TÜRK LİBERALLERİNİN İHANETİ 1

         Türk devletine liberaller, “fikri hür, vicdanı hür” sloganlarıyla ihanet etmiştir. Onların kurdurduğu sağ partilerin hiç biri laik olamadığı için cumhuriyetin oluşturmak istediği akıl devleti kavramının sürekli altını oymuştur. Bu dediklerime sakın CHP mantığı denmesin, çünkü onlarda bu konuda suçludurlar. Tabansız ve seçkinci aydınlardan kurulu sol anlayışın temsilcisi CHP her seferinde iktidarı sağ partilere kaptırmıştır. Sosyal gelişmenin üst yapı kurumlarının dönüştürülmesiyle mümkün olacağını düşünerek ekonomik yapı ihmal edilmiştir. Oysa gerçek dönüşümü sadece üst yapı kurumları sağlamaz. Toplum bu yüzden görünürde iktisadi gelişmeyi savunan liberal görüşteki sağ partileri desteklemiştir. 1950 yılından itibaren Cumhuriyet iki başlı olmuş ve bu iki başlı görünümden kurtulamamıştır. Bu durum 1970’lerde bir dönem Rahmetli Bülent Ecevit’in ismine gösterdiği ilgi dışında halkın CHP’den devamlı olarak uzak durmasıyla günümüze kadar sürmüştür. O yıllarda esen sol rüzgârlarını, sadece adı sol olan CHP’nin, eski yöneticilerini partiden uzaklaştırarak değerlendiren Ecevit, çalışma hayatına getirdiği yeniliklerle halkın güvenini kazanmıştı. Daha sonra CHP iç çekişmelerin partisi olarak tarihe geçmiş, doğru dürüst politikalar üretemediği için iktidarı giderek aşırı sağa yönelen partilerden alamamıştır.

         Konumuz CHP değil, fakat değinmeden bu günü anlatmak imkânsız olduğu için CHP’den birkaç satır  yazmayı gerekli buldum. 
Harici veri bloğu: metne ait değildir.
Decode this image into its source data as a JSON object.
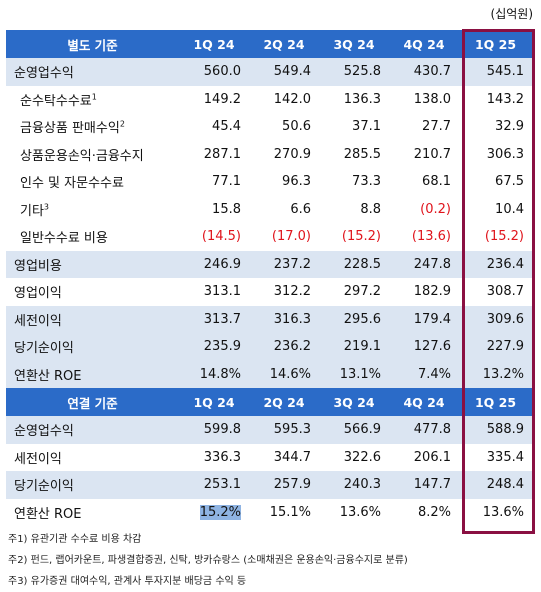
{
  "unit_label": "(십억원)",
  "separate": {
    "title": "별도 기준",
    "periods": [
      "1Q 24",
      "2Q 24",
      "3Q 24",
      "4Q 24",
      "1Q 25"
    ],
    "rows": [
      {
        "label": "순영업수익",
        "values": [
          "560.0",
          "549.4",
          "525.8",
          "430.7",
          "545.1"
        ]
      },
      {
        "label": "순수탁수수료",
        "note": "1",
        "values": [
          "149.2",
          "142.0",
          "136.3",
          "138.0",
          "143.2"
        ]
      },
      {
        "label": "금융상품 판매수익",
        "note": "2",
        "values": [
          "45.4",
          "50.6",
          "37.1",
          "27.7",
          "32.9"
        ]
      },
      {
        "label": "상품운용손익·금융수지",
        "values": [
          "287.1",
          "270.9",
          "285.5",
          "210.7",
          "306.3"
        ]
      },
      {
        "label": "인수 및 자문수수료",
        "values": [
          "77.1",
          "96.3",
          "73.3",
          "68.1",
          "67.5"
        ]
      },
      {
        "label": "기타",
        "note": "3",
        "values": [
          "15.8",
          "6.6",
          "8.8",
          "(0.2)",
          "10.4"
        ]
      },
      {
        "label": "일반수수료 비용",
        "values": [
          "(14.5)",
          "(17.0)",
          "(15.2)",
          "(13.6)",
          "(15.2)"
        ]
      },
      {
        "label": "영업비용",
        "values": [
          "246.9",
          "237.2",
          "228.5",
          "247.8",
          "236.4"
        ]
      },
      {
        "label": "영업이익",
        "values": [
          "313.1",
          "312.2",
          "297.2",
          "182.9",
          "308.7"
        ]
      },
      {
        "label": "세전이익",
        "values": [
          "313.7",
          "316.3",
          "295.6",
          "179.4",
          "309.6"
        ]
      },
      {
        "label": "당기순이익",
        "values": [
          "235.9",
          "236.2",
          "219.1",
          "127.6",
          "227.9"
        ]
      },
      {
        "label": "연환산 ROE",
        "values": [
          "14.8%",
          "14.6%",
          "13.1%",
          "7.4%",
          "13.2%"
        ]
      }
    ]
  },
  "consolidated": {
    "title": "연결 기준",
    "periods": [
      "1Q 24",
      "2Q 24",
      "3Q 24",
      "4Q 24",
      "1Q 25"
    ],
    "rows": [
      {
        "label": "순영업수익",
        "values": [
          "599.8",
          "595.3",
          "566.9",
          "477.8",
          "588.9"
        ]
      },
      {
        "label": "세전이익",
        "values": [
          "336.3",
          "344.7",
          "322.6",
          "206.1",
          "335.4"
        ]
      },
      {
        "label": "당기순이익",
        "values": [
          "253.1",
          "257.9",
          "240.3",
          "147.7",
          "248.4"
        ]
      },
      {
        "label": "연환산 ROE",
        "values": [
          "15.2%",
          "15.1%",
          "13.6%",
          "8.2%",
          "13.6%"
        ]
      }
    ]
  },
  "footnotes": [
    "주1) 유관기관 수수료 비용 차감",
    "주2) 펀드, 랩어카운트, 파생결합증권, 신탁, 방카슈랑스 (소매채권은 운용손익·금융수지로 분류)",
    "주3) 유가증권 대여수익, 관계사 투자지분 배당금 수익 등"
  ],
  "colors": {
    "header": "#2b6bc8",
    "shade": "#dbe5f2",
    "negative": "#e0141c",
    "highlight_box": "#8a1042"
  }
}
         Türkiye demokrasisinin kutsal simgesi(!) Demokrat Parti’nin mirasçısı bir parti dirilmeye başlıyor ama yıllardır o partiyi putlaştıranlar tedirgin oluyorlardı. Bu konuyu onun için açtım.
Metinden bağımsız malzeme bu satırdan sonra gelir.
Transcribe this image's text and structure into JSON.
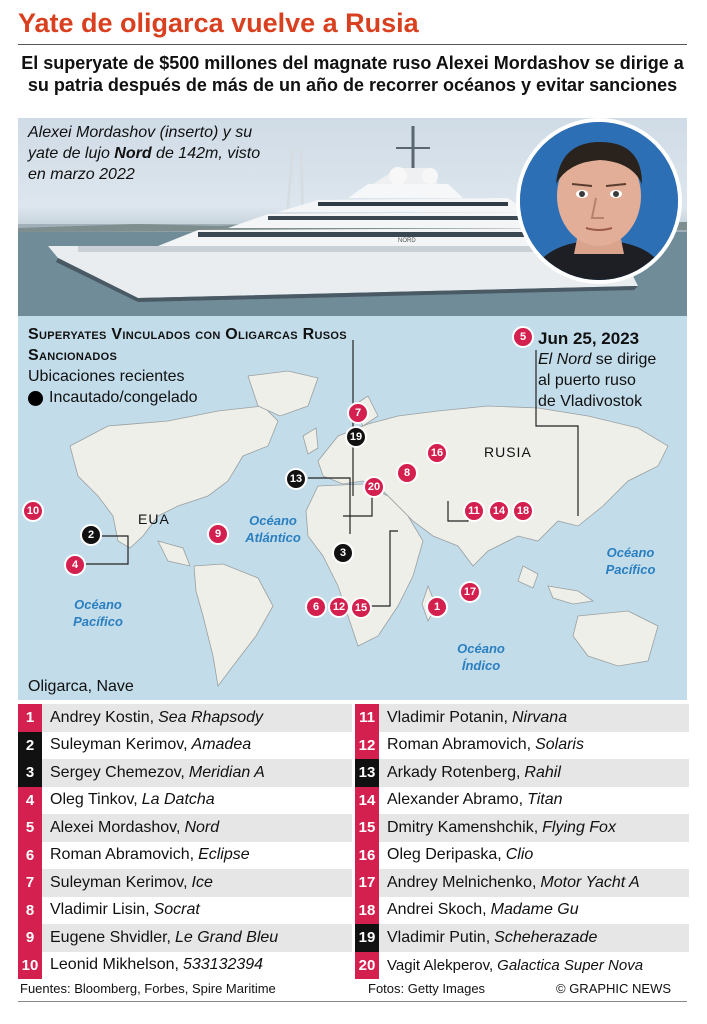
{
  "title": "Yate de oligarca vuelve a Rusia",
  "subtitle": "El superyate de $500 millones del magnate ruso Alexei Mordashov se dirige a su patria después de más de un año de recorrer océanos y evitar sanciones",
  "photo": {
    "caption_pre": "Alexei Mordashov (inserto) y su yate de lujo ",
    "caption_bold": "Nord",
    "caption_post": " de 142m, visto en marzo 2022",
    "hull_label": "NORD"
  },
  "map": {
    "title": "Superyates Vinculados con Oligarcas Rusos Sancionados",
    "subtitle": "Ubicaciones recientes",
    "legend_label": "Incautado/congelado",
    "callout": {
      "pin": "5",
      "date": "Jun 25, 2023",
      "line1_italic": "El Nord",
      "line1_rest": " se dirige",
      "line2": "al puerto ruso",
      "line3": "de Vladivostok"
    },
    "country_labels": {
      "usa": "EUA",
      "russia": "RUSIA"
    },
    "oceans": {
      "atlantic": "Océano Atlántico",
      "pacific_east": "Océano Pacífico",
      "pacific_west": "Océano Pacífico",
      "indian": "Océano Índico"
    },
    "pins": [
      {
        "label": "1",
        "color": "red"
      },
      {
        "label": "2",
        "color": "black"
      },
      {
        "label": "3",
        "color": "black"
      },
      {
        "label": "4",
        "color": "red"
      },
      {
        "label": "6",
        "color": "red"
      },
      {
        "label": "7",
        "color": "red"
      },
      {
        "label": "8",
        "color": "red"
      },
      {
        "label": "9",
        "color": "red"
      },
      {
        "label": "10",
        "color": "red"
      },
      {
        "label": "11",
        "color": "red"
      },
      {
        "label": "12",
        "color": "red"
      },
      {
        "label": "13",
        "color": "black"
      },
      {
        "label": "14",
        "color": "red"
      },
      {
        "label": "15",
        "color": "red"
      },
      {
        "label": "16",
        "color": "red"
      },
      {
        "label": "17",
        "color": "red"
      },
      {
        "label": "18",
        "color": "red"
      },
      {
        "label": "19",
        "color": "black"
      },
      {
        "label": "20",
        "color": "red"
      }
    ]
  },
  "list_heading": "Oligarca, Nave",
  "yachts_left": [
    {
      "num": "1",
      "color": "red",
      "owner": "Andrey Kostin,",
      "ship": "Sea Rhapsody"
    },
    {
      "num": "2",
      "color": "black",
      "owner": "Suleyman Kerimov,",
      "ship": "Amadea"
    },
    {
      "num": "3",
      "color": "black",
      "owner": "Sergey Chemezov,",
      "ship": "Meridian A"
    },
    {
      "num": "4",
      "color": "red",
      "owner": "Oleg Tinkov,",
      "ship": "La Datcha"
    },
    {
      "num": "5",
      "color": "red",
      "owner": "Alexei Mordashov,",
      "ship": "Nord"
    },
    {
      "num": "6",
      "color": "red",
      "owner": "Roman Abramovich,",
      "ship": "Eclipse"
    },
    {
      "num": "7",
      "color": "red",
      "owner": "Suleyman Kerimov,",
      "ship": "Ice"
    },
    {
      "num": "8",
      "color": "red",
      "owner": "Vladimir Lisin,",
      "ship": "Socrat"
    },
    {
      "num": "9",
      "color": "red",
      "owner": "Eugene Shvidler,",
      "ship": "Le Grand Bleu"
    },
    {
      "num": "10",
      "color": "red",
      "owner": "Leonid Mikhelson,",
      "ship": "533132394"
    }
  ],
  "yachts_right": [
    {
      "num": "11",
      "color": "red",
      "owner": "Vladimir Potanin,",
      "ship": "Nirvana"
    },
    {
      "num": "12",
      "color": "red",
      "owner": "Roman Abramovich,",
      "ship": "Solaris"
    },
    {
      "num": "13",
      "color": "black",
      "owner": "Arkady Rotenberg,",
      "ship": "Rahil"
    },
    {
      "num": "14",
      "color": "red",
      "owner": "Alexander Abramo,",
      "ship": "Titan"
    },
    {
      "num": "15",
      "color": "red",
      "owner": "Dmitry Kamenshchik,",
      "ship": "Flying Fox"
    },
    {
      "num": "16",
      "color": "red",
      "owner": "Oleg Deripaska,",
      "ship": "Clio"
    },
    {
      "num": "17",
      "color": "red",
      "owner": "Andrey Melnichenko,",
      "ship": "Motor Yacht A"
    },
    {
      "num": "18",
      "color": "red",
      "owner": "Andrei Skoch,",
      "ship": "Madame Gu"
    },
    {
      "num": "19",
      "color": "black",
      "owner": "Vladimir Putin,",
      "ship": "Scheherazade"
    },
    {
      "num": "20",
      "color": "red",
      "owner": "Vagit Alekperov,",
      "ship": "Galactica Super Nova"
    }
  ],
  "footer": {
    "sources": "Fuentes: Bloomberg, Forbes, Spire Maritime",
    "photos": "Fotos: Getty Images",
    "credit": "© GRAPHIC NEWS"
  },
  "colors": {
    "accent": "#d9401f",
    "pin_red": "#d3204f",
    "pin_black": "#111111",
    "ocean_text": "#2a7fc0",
    "sea": "#c2dcea",
    "land": "#efefe9"
  }
}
         Konuyu cumhuriyetin kuruluş yıllarından itibaren incelemek gerek. Birinci Meclis’te Mustafa Kemal önderliğinde, daha sonra CHP’nin özünü oluşturacak olan Birinci Müdafaa-i Hukuk Grubu’nun kurulmasından sonra, organize muhalefet olarak İkinci Müdafaa-i Hukuk Grubu kurulur. İkinci Grubun temel özelliğinin “kişi istibdadına karşı mücadele olduğu” kurucuları tarafından söylenmiştir. Burada sözü edilen kişi Mustafa Kemal’dir. Bu mücadelede bakın ne yaparlar.

         Kurucularından Mersin Mebusu Selahattin Bey’in ifadesine göre, İkinci Grup, “Her türlü şahıs istibdadını önlemek, şahsi hakimiyet yerine kanuni hakimiyetler ikamesi gayesi ile kurulmuştur; Meclis diktatoryasına taraftar olup şahıs otokratlığına muhalefet etmiştir”. Bunun için meclise seçim yasasını değiştirme teklifi verirler. Yasa teklifine göre belirli bir yerde 5 seneden fazla ikamet etmemiş olanlar o bölgeden milletvekili seçilemeyecek; Misak-ı Milli sınırları dışında doğmuş olanların ve Türk kökenli olmayanların yine milletvekili seçilme hakkı olmayacaktı. Yani diyorlar ki; “biz meclisin baskıcı ve diktatör olmasını sakıncalı görmüyoruz, fakat bu hareketin lideri bizim hayat sahamızı kapatmayı düşünen Mustafa Kemal mecliste bile olmasın.”

         Bütün sağ parti iktidarlarının neden daha fazla yetki istedikleri, güçler dengesini oluşturan kurumları neden istemedikleri belli olmuyor mu? Onlar meclis diktatörlüğünün şiddetli savunucularıdır. Rahmetli Menderes’inde Demirel’inde, rahmetli Özal’ında, şimdide sayın başbakanında meclisin kurumlar üstü, hükümetlerinde meclis üstü olmasını istemesi boşuna değildir. Günümüz liberal demokratlarının atalarının demokrasi anlayışı böyle özetlenebilir. Oysa Mustafa Kemal ülkenin gelişmesini, donmuş, değişmeye direnen Osmanlı dinsel yapılarını kaldırmakta görüyor, medeni bir devletin ancak akılcı ve güçler ayrılığını kabul eden demokrasinin temellerini oluşturacak siyasi ve ekonomik şartlarını hazırlıyordu. Kaldı ki o dönem diktatörlerin dönemi olmasına ve yarı mutlak gelenekten gelmesine rağmen Mustafa Kemal çoğu yöneticiden daha demokrattı.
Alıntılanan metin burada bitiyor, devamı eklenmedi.